Roy Jenkins was narrowly rejected as his late father's successor in Pontypool after the war in favour of another local man. However, the late Robert Cryer's widow Ann, succeeded him in Keighley. There is no rule about these things.

Certainly the Labour candidate comes from a political family. Both her parents were Labour MPs. Her maternal grandmother was active in local government and, as a Labour life peer, in the House of Lords; her maternal grandfather, Morgan Phillips, was the most powerful general secretary of the Labour party of the past 60 years.

Morgan Phillips liked a drink after work, or several, perhaps at lunchtime as well. He would drink with his chums, including several industrial correspondents, at the Marquis of Granby pub in Smith Square, near Transport House. Gwyneth was in those days suffering ill health. In her bed or on the sofa, she would be visited regularly by her friends in Fulham. At eight o'clock or thereabouts the lock would click, the door slam and her father cry out loudly to the young visitors: "Get out of my house," with expletives added. It must have been quite upsetting for her.

Mr Edward Timpson, the Conservative candidate, does not come from a political family, as far as we know. Rather his nearest and dearest specialise in shoe repairs and in people who have lost their keys or (for such is the inevitable nature of the locksmith's trade) are even involved in more questionable activities.

For some reason best known to Labour, the party organisers have chosen to depict Mr Timpson as a tremendous toff. They have even got some put-upon party worker to dress up in a morning coat with top hat to follow the candidate around. Mr Frank Dobson, who was working away in the Labour interest, claimed on Newsnight that Mr Timpson was an Etonian; he had to be corrected by the programme's reporter, who pointed out that he had been to Uppingham, actually. Have we all gone mad?

This marks a lengthy period of insanity on the part of The Guardian. At least we must all devoutly hope that it is at an end. It began with the attempt to run Mr Ken Livingstone as mayor of London and to depreciate Mr Boris Johnson along the way. It continued with serious columnists who specialised in what the libel lawyers call vulgar abuse.

Last week Private Eye produced a lengthy list of journalists on the paper who had themselves been educated privately. It omitted to name the estimable Mr Jonathan Steele, an Etonian; not to mention the scarcely less admirable Mr Alexander Chancellor. The Daily Mirror has been pursuing the same line, with even less profit. For while the readers of The Guardian tend to respond with hostility, or so I am told, the readers of the Mirror do not have any idea of what the paper are talking about.

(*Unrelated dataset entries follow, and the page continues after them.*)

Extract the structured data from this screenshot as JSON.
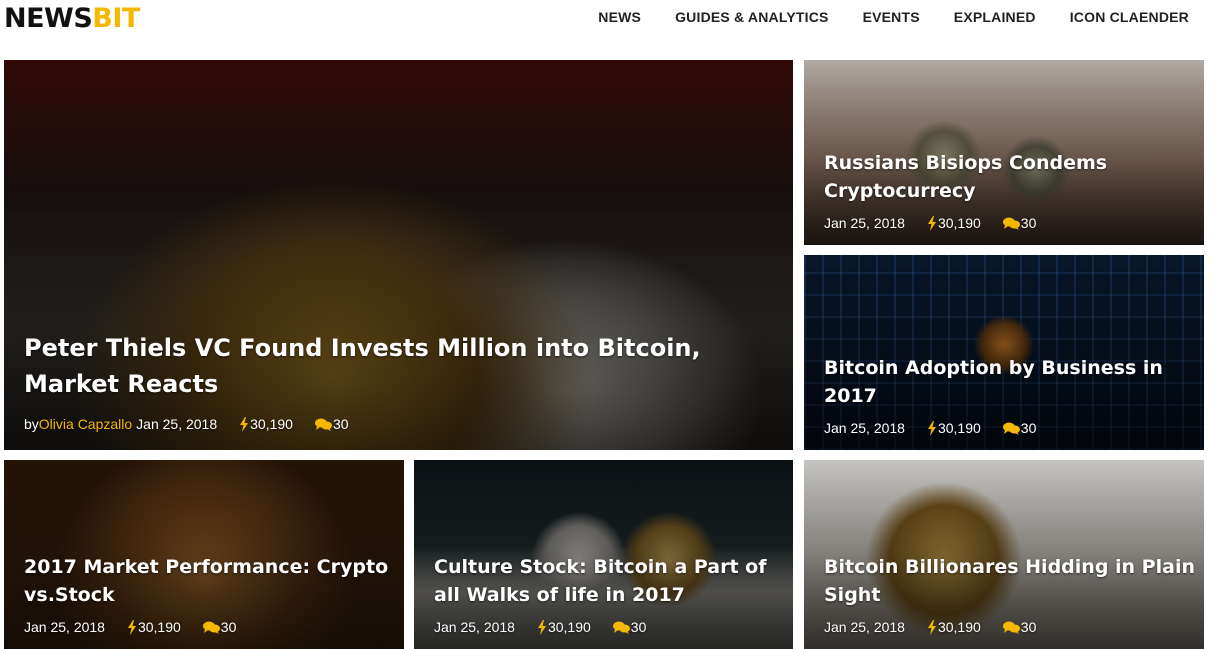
{
  "brand": {
    "logo_part1": "NEWS",
    "logo_part2": "BIT"
  },
  "nav": {
    "items": [
      {
        "label": "NEWS"
      },
      {
        "label": "GUIDES & ANALYTICS"
      },
      {
        "label": "EVENTS"
      },
      {
        "label": "EXPLAINED"
      },
      {
        "label": "ICON CLAENDER"
      }
    ]
  },
  "articles": [
    {
      "title": "Peter Thiels VC Found Invests Million into Bitcoin, Market Reacts",
      "author_prefix": "by",
      "author": "Olivia Capzallo",
      "date": "Jan 25, 2018",
      "views": "30,190",
      "comments": "30"
    },
    {
      "title": "Russians Bisiops Condems Cryptocurrecy",
      "date": "Jan 25, 2018",
      "views": "30,190",
      "comments": "30"
    },
    {
      "title": "Bitcoin Adoption by Business in 2017",
      "date": "Jan 25, 2018",
      "views": "30,190",
      "comments": "30"
    },
    {
      "title": "2017 Market Performance: Crypto vs.Stock",
      "date": "Jan 25, 2018",
      "views": "30,190",
      "comments": "30"
    },
    {
      "title": "Culture Stock: Bitcoin a Part of all Walks of life in 2017",
      "date": "Jan 25, 2018",
      "views": "30,190",
      "comments": "30"
    },
    {
      "title": "Bitcoin Billionares Hidding in Plain Sight",
      "date": "Jan 25, 2018",
      "views": "30,190",
      "comments": "30"
    }
  ],
  "icons": {
    "views": "bolt-icon",
    "comments": "chat-bubbles-icon"
  },
  "colors": {
    "accent": "#f5b800",
    "text_dark": "#222222"
  }
}
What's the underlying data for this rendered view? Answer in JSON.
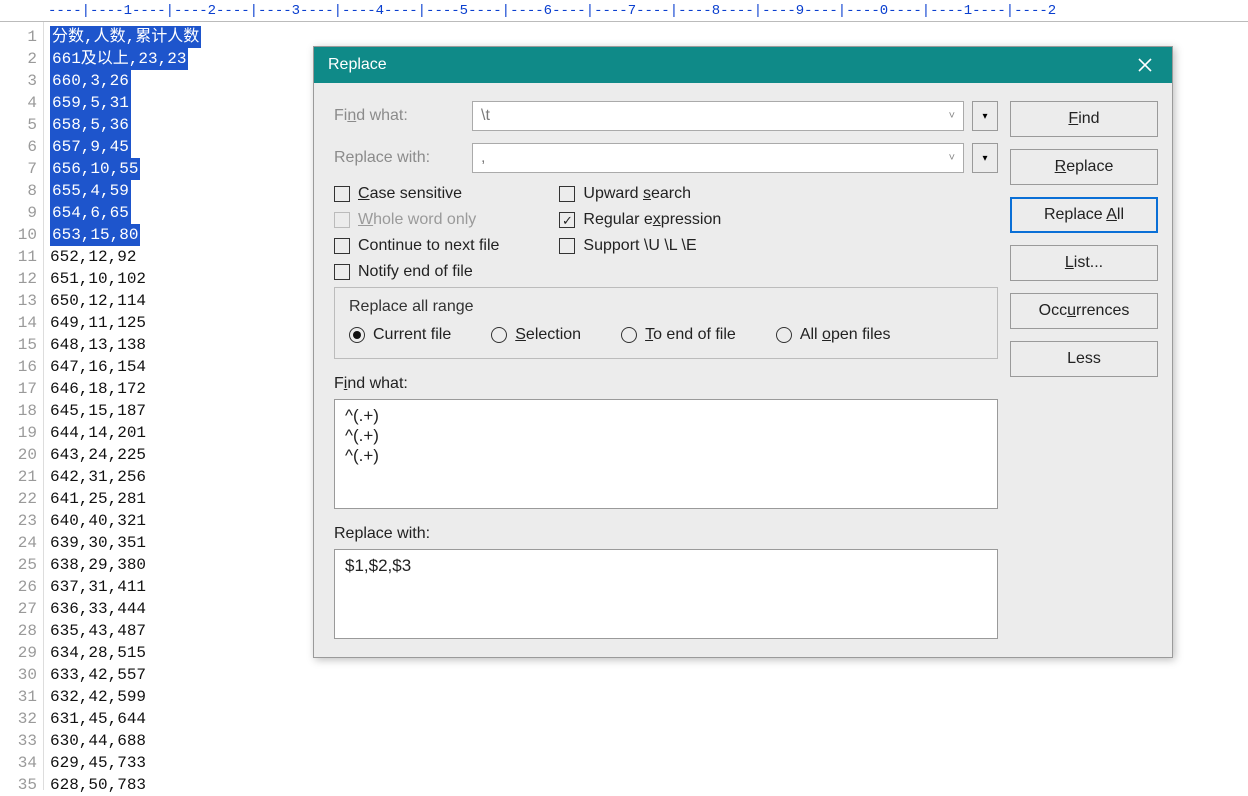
{
  "ruler": "----|----1----|----2----|----3----|----4----|----5----|----6----|----7----|----8----|----9----|----0----|----1----|----2",
  "lines": [
    {
      "n": 1,
      "sel": true,
      "text": "分数,人数,累计人数"
    },
    {
      "n": 2,
      "sel": true,
      "text": "661及以上,23,23"
    },
    {
      "n": 3,
      "sel": true,
      "text": "660,3,26"
    },
    {
      "n": 4,
      "sel": true,
      "text": "659,5,31"
    },
    {
      "n": 5,
      "sel": true,
      "text": "658,5,36"
    },
    {
      "n": 6,
      "sel": true,
      "text": "657,9,45"
    },
    {
      "n": 7,
      "sel": true,
      "text": "656,10,55"
    },
    {
      "n": 8,
      "sel": true,
      "text": "655,4,59"
    },
    {
      "n": 9,
      "sel": true,
      "text": "654,6,65"
    },
    {
      "n": 10,
      "sel": true,
      "text": "653,15,80"
    },
    {
      "n": 11,
      "sel": false,
      "text": "652,12,92"
    },
    {
      "n": 12,
      "sel": false,
      "text": "651,10,102"
    },
    {
      "n": 13,
      "sel": false,
      "text": "650,12,114"
    },
    {
      "n": 14,
      "sel": false,
      "text": "649,11,125"
    },
    {
      "n": 15,
      "sel": false,
      "text": "648,13,138"
    },
    {
      "n": 16,
      "sel": false,
      "text": "647,16,154"
    },
    {
      "n": 17,
      "sel": false,
      "text": "646,18,172"
    },
    {
      "n": 18,
      "sel": false,
      "text": "645,15,187"
    },
    {
      "n": 19,
      "sel": false,
      "text": "644,14,201"
    },
    {
      "n": 20,
      "sel": false,
      "text": "643,24,225"
    },
    {
      "n": 21,
      "sel": false,
      "text": "642,31,256"
    },
    {
      "n": 22,
      "sel": false,
      "text": "641,25,281"
    },
    {
      "n": 23,
      "sel": false,
      "text": "640,40,321"
    },
    {
      "n": 24,
      "sel": false,
      "text": "639,30,351"
    },
    {
      "n": 25,
      "sel": false,
      "text": "638,29,380"
    },
    {
      "n": 26,
      "sel": false,
      "text": "637,31,411"
    },
    {
      "n": 27,
      "sel": false,
      "text": "636,33,444"
    },
    {
      "n": 28,
      "sel": false,
      "text": "635,43,487"
    },
    {
      "n": 29,
      "sel": false,
      "text": "634,28,515"
    },
    {
      "n": 30,
      "sel": false,
      "text": "633,42,557"
    },
    {
      "n": 31,
      "sel": false,
      "text": "632,42,599"
    },
    {
      "n": 32,
      "sel": false,
      "text": "631,45,644"
    },
    {
      "n": 33,
      "sel": false,
      "text": "630,44,688"
    },
    {
      "n": 34,
      "sel": false,
      "text": "629,45,733"
    },
    {
      "n": 35,
      "sel": false,
      "text": "628,50,783"
    }
  ],
  "dialog": {
    "title": "Replace",
    "find_label_pre": "Fi",
    "find_label_u": "n",
    "find_label_post": "d what:",
    "find_value": "\\t",
    "replace_label": "Replace with:",
    "replace_value": ",",
    "checks": {
      "case_pre": "",
      "case_u": "C",
      "case_post": "ase sensitive",
      "case_on": false,
      "whole_pre": "",
      "whole_u": "W",
      "whole_post": "hole word only",
      "whole_on": false,
      "cont_text": "Continue to next file",
      "cont_on": false,
      "notify_text": "Notify end of file",
      "notify_on": false,
      "upward_pre": "Upward ",
      "upward_u": "s",
      "upward_post": "earch",
      "upward_on": false,
      "regex_pre": "Regular e",
      "regex_u": "x",
      "regex_post": "pression",
      "regex_on": true,
      "support_text": "Support \\U \\L \\E",
      "support_on": false
    },
    "group_title": "Replace all range",
    "radios": {
      "current": "Current file",
      "selection_u": "S",
      "selection_post": "election",
      "toend_u": "T",
      "toend_post": "o end of file",
      "allopen_pre": "All ",
      "allopen_u": "o",
      "allopen_post": "pen files",
      "selected": "current"
    },
    "multi_find_label_pre": "F",
    "multi_find_label_u": "i",
    "multi_find_label_post": "nd what:",
    "multi_find_value": "^(.+)\n^(.+)\n^(.+)",
    "multi_replace_label": "Replace with:",
    "multi_replace_value": "$1,$2,$3",
    "buttons": {
      "find_u": "F",
      "find_post": "ind",
      "replace_u": "R",
      "replace_post": "eplace",
      "replaceall_pre": "Replace ",
      "replaceall_u": "A",
      "replaceall_post": "ll",
      "list_u": "L",
      "list_post": "ist...",
      "occ_pre": "Occ",
      "occ_u": "u",
      "occ_post": "rrences",
      "less": "Less"
    }
  }
}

This is the position in which Mr Brown finds himself. He is no longer on the side of the people. His preoccupations are no longer theirs. Last week, for instance, he attempted to anticipate the Queen's Speech in the autumn. There was not a single idea that was memorable – nothing about which a voter could answer the question: now what was that all about?

The very notion of a Queen's Speech is, in any case, a ragbag of proposals. That is its nature. It is inevitable. The theme, if it has one, is detached by others after the event. Why, then, should Mr Brown try to replicate tedium? It is bad enough having to listen to the speech in November without having to sit through a rehearsal, minus the funny dressing-up, in May.

Everyone has forgotten, as far as I can see, that Mr Brown went through virtually the same performance after he became Prime Minister last year. What stays in the memory is that Mr Brown tried to make a lot of poor people even poorer and has remedied the position only partially by borrowing more money.

This is the second occasion on which the Chancellor, Mr Alistair Darling, was wheeled on to the stage to try to put matters right. The first occasion occurred immediately after the Conservatives had proposed the changes in inheritance tax and other alterations in the tax system. Mr Frank Field may want to apologise, but the citizens of Crewe have no immediate need.